New Hampshire Senate president Sylvia Larsen has appointed Abigail Abrash Walton, faculty member at Antioch University New England in the Environmental Advocacy and Organizing Program, to serve on the state’s newly established Public Funding of Elections Commission.
As a commissioner, Abrash Walton and her six fellow commissioners will develop recommendations for how voluntary public funding of elections could work in New Hampshire. They will focus on public financing of campaigns for the state offices of governor, executive council and senate through means that are not reliant on the state’s general fund. The commission must submit recommendations to the New Hampshire legislature by the end of this December.

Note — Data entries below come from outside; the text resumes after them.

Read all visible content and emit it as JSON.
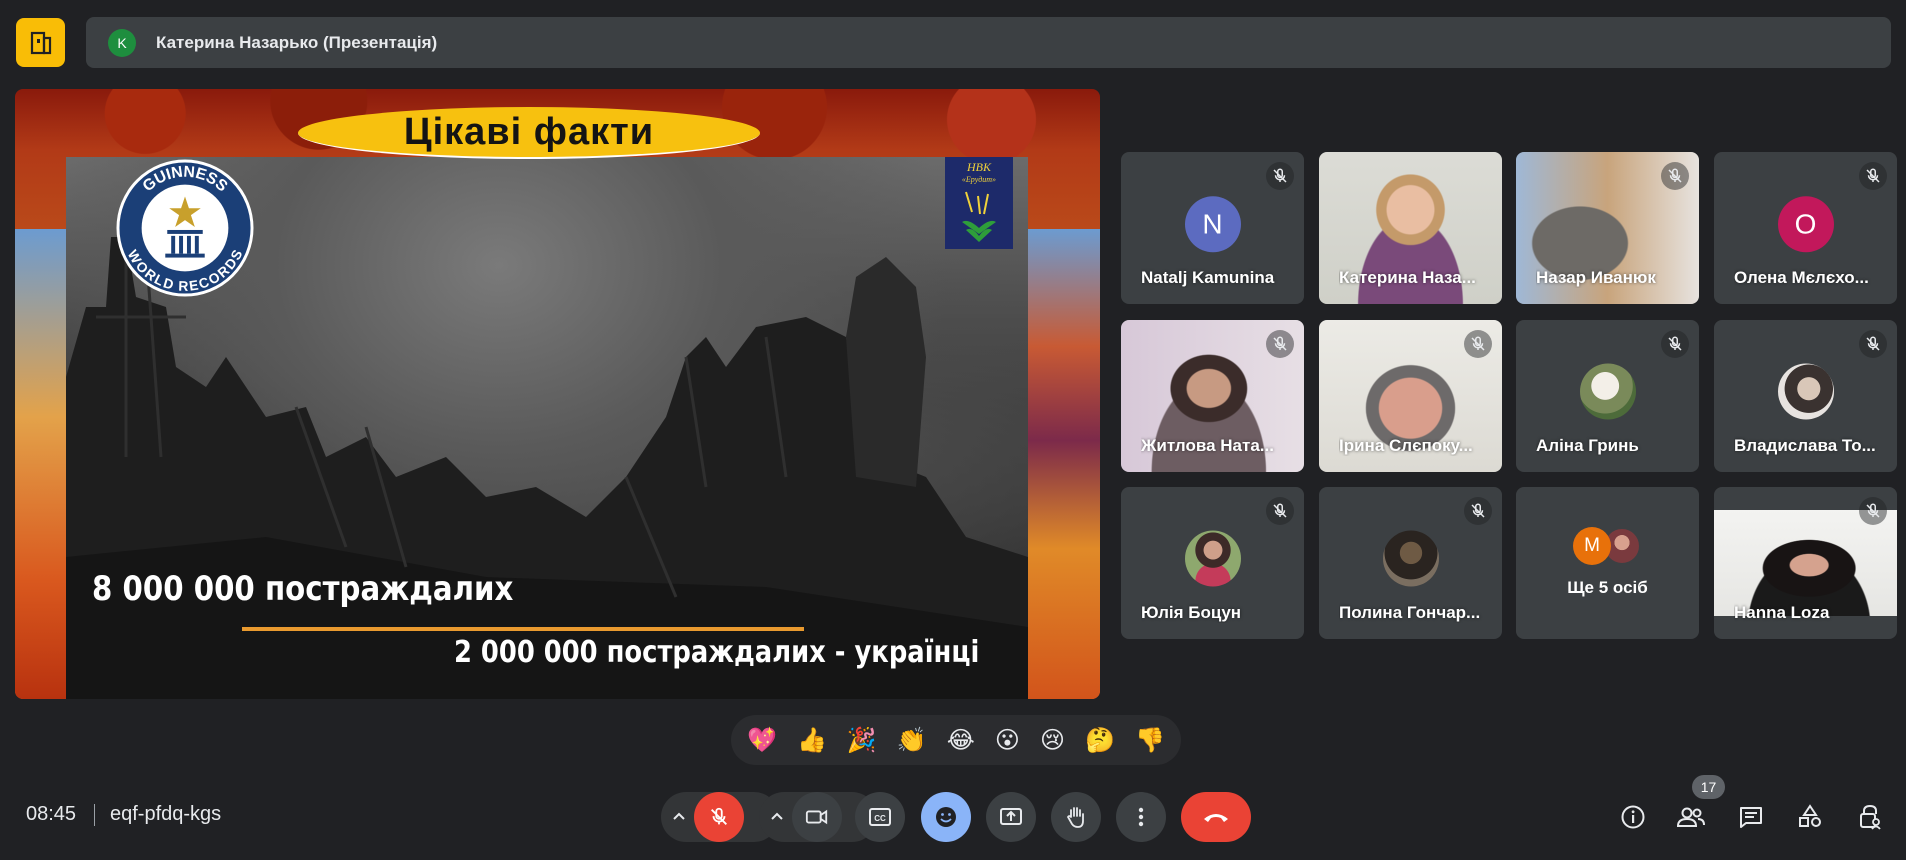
{
  "header": {
    "presenter_initial": "K",
    "presenter_label": "Катерина Назарько (Презентація)"
  },
  "slide": {
    "title": "Цікаві факти",
    "logo_left": "GUINNESS WORLD RECORDS",
    "logo_right_line1": "НВК",
    "logo_right_line2": "«Ерудит»",
    "caption_main": "8 000 000 постраждалих",
    "caption_sub": "2 000 000 постраждалих - українці"
  },
  "participants": [
    {
      "name": "Natalj Kamunina",
      "initial": "N",
      "color": "#5c6bc0"
    },
    {
      "name": "Катерина Наза..."
    },
    {
      "name": "Назар Иванюк"
    },
    {
      "name": "Олена Мєлєхо...",
      "initial": "О",
      "color": "#c2185b"
    },
    {
      "name": "Житлова Ната..."
    },
    {
      "name": "Ірина Слєпоку..."
    },
    {
      "name": "Аліна Гринь"
    },
    {
      "name": "Владислава То..."
    },
    {
      "name": "Юлія Боцун"
    },
    {
      "name": "Полина Гончар..."
    },
    {
      "name": "Ще 5 осіб",
      "initial": "M",
      "color": "#e8710a"
    },
    {
      "name": "Hanna Loza"
    }
  ],
  "reactions": [
    "💖",
    "👍",
    "🎉",
    "👏",
    "😂",
    "😮",
    "😢",
    "🤔",
    "👎"
  ],
  "footer": {
    "time": "08:45",
    "meeting_code": "eqf-pfdq-kgs",
    "people_count": "17"
  }
}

The New Hampshire legislature established the Public Funding of Elections Commission through its passage of HB 794. The New Hampshire House passed this legislation in January and the Senate in late March. Many call HB 794 the “Granny D” law due to the support of long-time campaign reform advocate and Dublin, New Hampshire, resident Doris “Granny D” Haddock. Joining Abrash Walton on the commission will be former state senator Jim Rubens, Concord-based attorneys Martin Honigberg and Brad Cook, Demos democracy program director Stuart Comstock-Gay and John Rauh, director of Americans for Campaign Reform. The remaining appointment has not yet been made.
The state of Maine already has a similar voluntary public funding system in place, as do Arizona and Connecticut. A study completed last year by Maine’s Commission on Governmental Ethics and Election Practices found that Maine’s Clean Elections Act “has had a positive effect in encouraging financially competitive races.”
“I am honored to serve the state of New Hampshire as a commissioner,” said Abrash Walton. “During the past decade, the cost of running for certain state offices has skyrocketed to exorbitant levels, and this commission is a great first step in addressing that trend by leveling the playing field for qualified candidates.” According to Abrash Walton, voluntary public funding allows candidates who qualify for campaign support to run competitive races, to spend more campaign time hearing directly from voters about their concerns, interests, aspirations and ideas, and to spend less time courting the big special-interest money (much of it from out of state) that these races have increasingly required. In addition, says Abrash Walton, public funding can reduce the average cost of campaigns and any candidate who prefers to run without public funding may do so.